Ah right, none of us drank Spirits so it was Beer and Cider only. We couldn't bring any beer into the main arena, but noticed people did smuggle cans in, I stuck with paying for cold beer, and giving my empty cup to kids who were collecting them for the money back.


----------



## Deano (Jul 7, 2006)

just a bump to say if anyone is going next week drop me a pm and we'll sink a few. :thumb:


----------



## JenJen (Jun 30, 2010)

This is one im looking to get tickets for... gutted i missed Download and Glastonbury so on the look out for tickets so if anyone has I need 2 pretty please, ta very muckal


----------



## jamest (Apr 8, 2008)

Think my friend has got my ticket, if not I will have a quiet weekend at home.

Not liking Saturdays line up very much. Apart from Sylosis and Calvera Conspiracy it is a bit of a right off.

Hopefully Black Dahlia Murder don't clash with Anthrax or Slayer, would love them to be on at the same time as Megadeth, that way I don't have any clashes.

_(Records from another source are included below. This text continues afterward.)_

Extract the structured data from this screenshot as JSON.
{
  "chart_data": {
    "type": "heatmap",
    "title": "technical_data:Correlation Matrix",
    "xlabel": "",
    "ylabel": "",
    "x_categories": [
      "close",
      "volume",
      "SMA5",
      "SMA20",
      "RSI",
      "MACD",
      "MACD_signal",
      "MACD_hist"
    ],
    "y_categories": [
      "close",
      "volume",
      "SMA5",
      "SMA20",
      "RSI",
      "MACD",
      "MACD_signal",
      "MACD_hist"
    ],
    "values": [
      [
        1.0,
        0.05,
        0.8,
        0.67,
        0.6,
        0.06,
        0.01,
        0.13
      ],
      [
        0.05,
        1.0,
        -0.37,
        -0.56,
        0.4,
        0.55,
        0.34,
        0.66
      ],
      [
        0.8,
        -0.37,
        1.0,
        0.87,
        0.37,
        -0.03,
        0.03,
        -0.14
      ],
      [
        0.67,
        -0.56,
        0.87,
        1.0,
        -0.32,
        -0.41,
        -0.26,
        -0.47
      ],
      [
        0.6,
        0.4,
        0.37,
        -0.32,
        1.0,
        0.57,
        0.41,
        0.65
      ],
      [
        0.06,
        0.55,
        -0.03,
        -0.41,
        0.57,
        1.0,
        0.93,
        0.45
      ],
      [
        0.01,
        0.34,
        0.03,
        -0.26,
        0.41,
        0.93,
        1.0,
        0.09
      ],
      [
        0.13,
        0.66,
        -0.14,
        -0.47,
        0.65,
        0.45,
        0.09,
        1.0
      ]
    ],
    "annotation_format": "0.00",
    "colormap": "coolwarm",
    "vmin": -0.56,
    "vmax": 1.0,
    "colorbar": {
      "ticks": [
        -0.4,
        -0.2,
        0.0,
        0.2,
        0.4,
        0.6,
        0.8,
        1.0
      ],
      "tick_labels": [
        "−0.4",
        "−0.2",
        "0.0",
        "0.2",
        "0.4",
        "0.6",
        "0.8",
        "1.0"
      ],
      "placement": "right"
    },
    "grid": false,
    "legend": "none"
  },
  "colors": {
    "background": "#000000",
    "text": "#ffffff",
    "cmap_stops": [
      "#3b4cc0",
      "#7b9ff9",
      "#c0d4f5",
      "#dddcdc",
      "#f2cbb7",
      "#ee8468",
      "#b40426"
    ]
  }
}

Everyone remember to see Alestorm on the Sunday, they are awesome.


----------



## Deano (Jul 7, 2006)

no clashes between saturn and apollo stages so should be ok. agree about saturday night. richard cheese should be a laugh though.


----------



## jamest (Apr 8, 2008)

Deano said:


> no clashes between saturn and apollo stages so should be ok. agree about saturday night. richard cheese should be a laugh though.


Unfortunately Black Dahlia Murder aren't on Saturn (nothing on Saturn on the Friday).

Alestorm -> Airbourne -> Mastodon -> Opeth -> Bill Bailey -> Slipknot

Great Sunday night 

Just listened to some Richard Cheese, should be a good laugh. Nearly as good as Andy Rehfeldt's metal songs turned Jazz/Disney.


----------



## Deano (Jul 7, 2006)

alan_mcc said:


> Parkway Drive yass!


hope they play Karma.


----------